Believing with you that religion is a matter which lies solely between Man & his God, that he owes account to none other for his faith or his worship, that the legitimate powers of government reach actions only, & not opinions, I contemplate with sovereign reverence that act of the whole American people which declared that their legislature should "make no law respecting an establishment of religion, or prohibiting the free exercise thereof," thus building a wall of separation between Church & State. Adhering to this expression of the supreme will of the nation in behalf of the rights of conscience, I shall see with sincere satisfaction the progress of those sentiments which tend to restore to man all his natural rights, convinced he has no natural right in opposition to his social duties.
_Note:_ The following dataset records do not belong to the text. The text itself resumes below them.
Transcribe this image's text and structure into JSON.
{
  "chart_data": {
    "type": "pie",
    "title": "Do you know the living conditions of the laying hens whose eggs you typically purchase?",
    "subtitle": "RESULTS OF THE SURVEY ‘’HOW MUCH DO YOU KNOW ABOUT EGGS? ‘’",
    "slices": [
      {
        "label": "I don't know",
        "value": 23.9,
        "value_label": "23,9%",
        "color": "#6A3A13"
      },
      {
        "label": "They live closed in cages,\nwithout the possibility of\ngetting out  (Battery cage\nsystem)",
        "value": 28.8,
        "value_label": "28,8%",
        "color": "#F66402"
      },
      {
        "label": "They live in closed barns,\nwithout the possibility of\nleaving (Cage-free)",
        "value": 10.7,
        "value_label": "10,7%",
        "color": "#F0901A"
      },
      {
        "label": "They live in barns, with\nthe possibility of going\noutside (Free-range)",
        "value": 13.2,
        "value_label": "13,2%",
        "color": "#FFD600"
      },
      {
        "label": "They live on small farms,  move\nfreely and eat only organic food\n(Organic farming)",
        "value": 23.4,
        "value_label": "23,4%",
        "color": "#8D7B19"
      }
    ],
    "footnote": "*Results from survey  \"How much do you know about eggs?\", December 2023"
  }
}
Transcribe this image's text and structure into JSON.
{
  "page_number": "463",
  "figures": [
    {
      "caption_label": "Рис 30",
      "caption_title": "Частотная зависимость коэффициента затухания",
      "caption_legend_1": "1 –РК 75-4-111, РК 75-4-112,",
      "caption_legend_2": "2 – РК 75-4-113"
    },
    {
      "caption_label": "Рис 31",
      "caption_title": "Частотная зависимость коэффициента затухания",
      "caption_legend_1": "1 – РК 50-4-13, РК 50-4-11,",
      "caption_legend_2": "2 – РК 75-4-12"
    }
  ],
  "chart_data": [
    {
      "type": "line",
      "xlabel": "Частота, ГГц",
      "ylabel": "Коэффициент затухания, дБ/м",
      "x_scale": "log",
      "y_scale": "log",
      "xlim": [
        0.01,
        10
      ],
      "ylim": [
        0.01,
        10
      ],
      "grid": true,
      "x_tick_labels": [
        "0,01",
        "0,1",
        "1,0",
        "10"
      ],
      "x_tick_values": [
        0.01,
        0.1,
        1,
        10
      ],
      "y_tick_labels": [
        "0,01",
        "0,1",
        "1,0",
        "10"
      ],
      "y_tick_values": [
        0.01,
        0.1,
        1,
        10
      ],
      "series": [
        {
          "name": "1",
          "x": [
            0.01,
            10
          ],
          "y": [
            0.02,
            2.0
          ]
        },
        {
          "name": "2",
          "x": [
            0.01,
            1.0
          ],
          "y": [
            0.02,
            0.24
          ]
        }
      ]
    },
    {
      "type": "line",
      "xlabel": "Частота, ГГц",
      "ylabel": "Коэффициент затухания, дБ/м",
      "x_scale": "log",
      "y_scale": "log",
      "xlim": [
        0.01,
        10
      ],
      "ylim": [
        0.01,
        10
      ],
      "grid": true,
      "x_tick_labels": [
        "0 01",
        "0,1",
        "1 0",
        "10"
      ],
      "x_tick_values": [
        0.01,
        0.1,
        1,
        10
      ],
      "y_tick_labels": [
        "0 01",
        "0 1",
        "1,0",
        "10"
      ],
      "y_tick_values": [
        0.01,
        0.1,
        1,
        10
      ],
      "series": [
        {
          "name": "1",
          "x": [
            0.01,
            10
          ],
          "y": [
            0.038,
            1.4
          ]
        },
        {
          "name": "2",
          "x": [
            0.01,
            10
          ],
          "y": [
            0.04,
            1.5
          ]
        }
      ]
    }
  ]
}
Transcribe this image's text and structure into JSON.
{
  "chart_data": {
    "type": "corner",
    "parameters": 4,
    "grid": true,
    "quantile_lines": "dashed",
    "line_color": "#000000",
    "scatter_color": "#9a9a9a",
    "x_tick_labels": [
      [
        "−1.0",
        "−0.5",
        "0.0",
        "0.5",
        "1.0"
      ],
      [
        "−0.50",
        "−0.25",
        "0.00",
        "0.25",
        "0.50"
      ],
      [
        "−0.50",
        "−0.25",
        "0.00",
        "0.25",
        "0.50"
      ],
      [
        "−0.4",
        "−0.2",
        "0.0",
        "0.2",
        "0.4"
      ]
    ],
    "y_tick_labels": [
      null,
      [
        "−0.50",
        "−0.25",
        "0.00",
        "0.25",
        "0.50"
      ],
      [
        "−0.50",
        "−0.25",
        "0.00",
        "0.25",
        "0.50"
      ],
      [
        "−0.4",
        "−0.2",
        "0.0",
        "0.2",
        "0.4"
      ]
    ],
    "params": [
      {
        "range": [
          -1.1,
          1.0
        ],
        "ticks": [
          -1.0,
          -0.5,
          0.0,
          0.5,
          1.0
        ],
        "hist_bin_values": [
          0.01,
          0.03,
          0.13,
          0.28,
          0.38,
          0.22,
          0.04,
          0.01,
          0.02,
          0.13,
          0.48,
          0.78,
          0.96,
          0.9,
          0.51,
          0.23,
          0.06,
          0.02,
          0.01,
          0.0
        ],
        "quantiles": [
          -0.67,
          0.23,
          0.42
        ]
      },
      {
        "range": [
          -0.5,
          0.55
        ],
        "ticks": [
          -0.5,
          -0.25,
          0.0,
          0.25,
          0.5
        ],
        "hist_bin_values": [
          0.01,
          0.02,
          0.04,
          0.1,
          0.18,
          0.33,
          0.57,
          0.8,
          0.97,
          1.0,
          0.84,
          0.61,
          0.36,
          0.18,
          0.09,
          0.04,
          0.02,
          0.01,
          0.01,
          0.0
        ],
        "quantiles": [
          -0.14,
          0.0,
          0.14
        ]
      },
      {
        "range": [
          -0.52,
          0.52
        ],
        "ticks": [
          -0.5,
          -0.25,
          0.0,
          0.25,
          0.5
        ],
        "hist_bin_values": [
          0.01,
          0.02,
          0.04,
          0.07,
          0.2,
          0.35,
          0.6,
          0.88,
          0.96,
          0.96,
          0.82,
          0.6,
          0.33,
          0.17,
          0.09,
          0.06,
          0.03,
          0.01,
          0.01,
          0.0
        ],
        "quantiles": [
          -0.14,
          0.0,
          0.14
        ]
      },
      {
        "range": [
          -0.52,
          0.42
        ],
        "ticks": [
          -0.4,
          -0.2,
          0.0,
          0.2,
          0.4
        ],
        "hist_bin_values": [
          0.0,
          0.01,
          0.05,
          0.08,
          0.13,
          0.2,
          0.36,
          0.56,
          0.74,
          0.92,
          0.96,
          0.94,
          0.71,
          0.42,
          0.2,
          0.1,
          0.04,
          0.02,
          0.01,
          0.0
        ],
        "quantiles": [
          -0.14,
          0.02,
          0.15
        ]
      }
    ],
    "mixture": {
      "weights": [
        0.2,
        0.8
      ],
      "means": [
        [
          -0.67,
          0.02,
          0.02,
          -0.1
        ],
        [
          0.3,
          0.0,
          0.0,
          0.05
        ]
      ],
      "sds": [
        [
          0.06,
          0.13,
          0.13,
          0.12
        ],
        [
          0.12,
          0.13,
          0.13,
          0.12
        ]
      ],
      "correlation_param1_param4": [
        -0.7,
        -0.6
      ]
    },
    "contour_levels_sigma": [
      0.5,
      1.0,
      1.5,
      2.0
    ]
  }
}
I reciprocate your kind prayers for the protection & blessing of the common father and creator of man, and tender you for yourselves & your religious association, assurances of my high respect & esteem.
Th Jefferson
Jan. 1. 1802.
ping
Cool post!
That second paragraph would seem to me to suggest that Thos. Jefferson saw the Constitution as protecting institutional Churches (The Danbury Baptis Association, in this case) from congressional interference in its internal affairs, rather than preventing individual citizens from acting according to religious principles when exercising the rights and duties of citizenship.
The crucial point is that in neither the letter to Ursuline Sisters nor in the letter to the Danbury Baptists is even the slightest intimation of hostility or even distance expressed by Jefferson.Indeed, the Danbury letter is in response to a gift from the Baptists to Jefferson of an enormous cheese which they made as a way of dramatizing their support for him.
Accordingly the wall of separation comment does not suggest any fear of the influence of the church on the state. Neither the Danbury nor the Ursuline Sisters case implied any threat of "an establishment of religion."
It is not at all difficult for me to see how she could be so ignorant. Leftists have made a fine art of being ignorant when defending their "holy sacrament" of abortion on demand.
They are willing to distort the words of Jesus Christ to fit their distorted agenda. Distorting Jefferson is just child's play to them.
That I would disagree with. Jackson was the first to court the low information voter, and the Democrat Party has thrived on that to their own advantage for the last 170 years.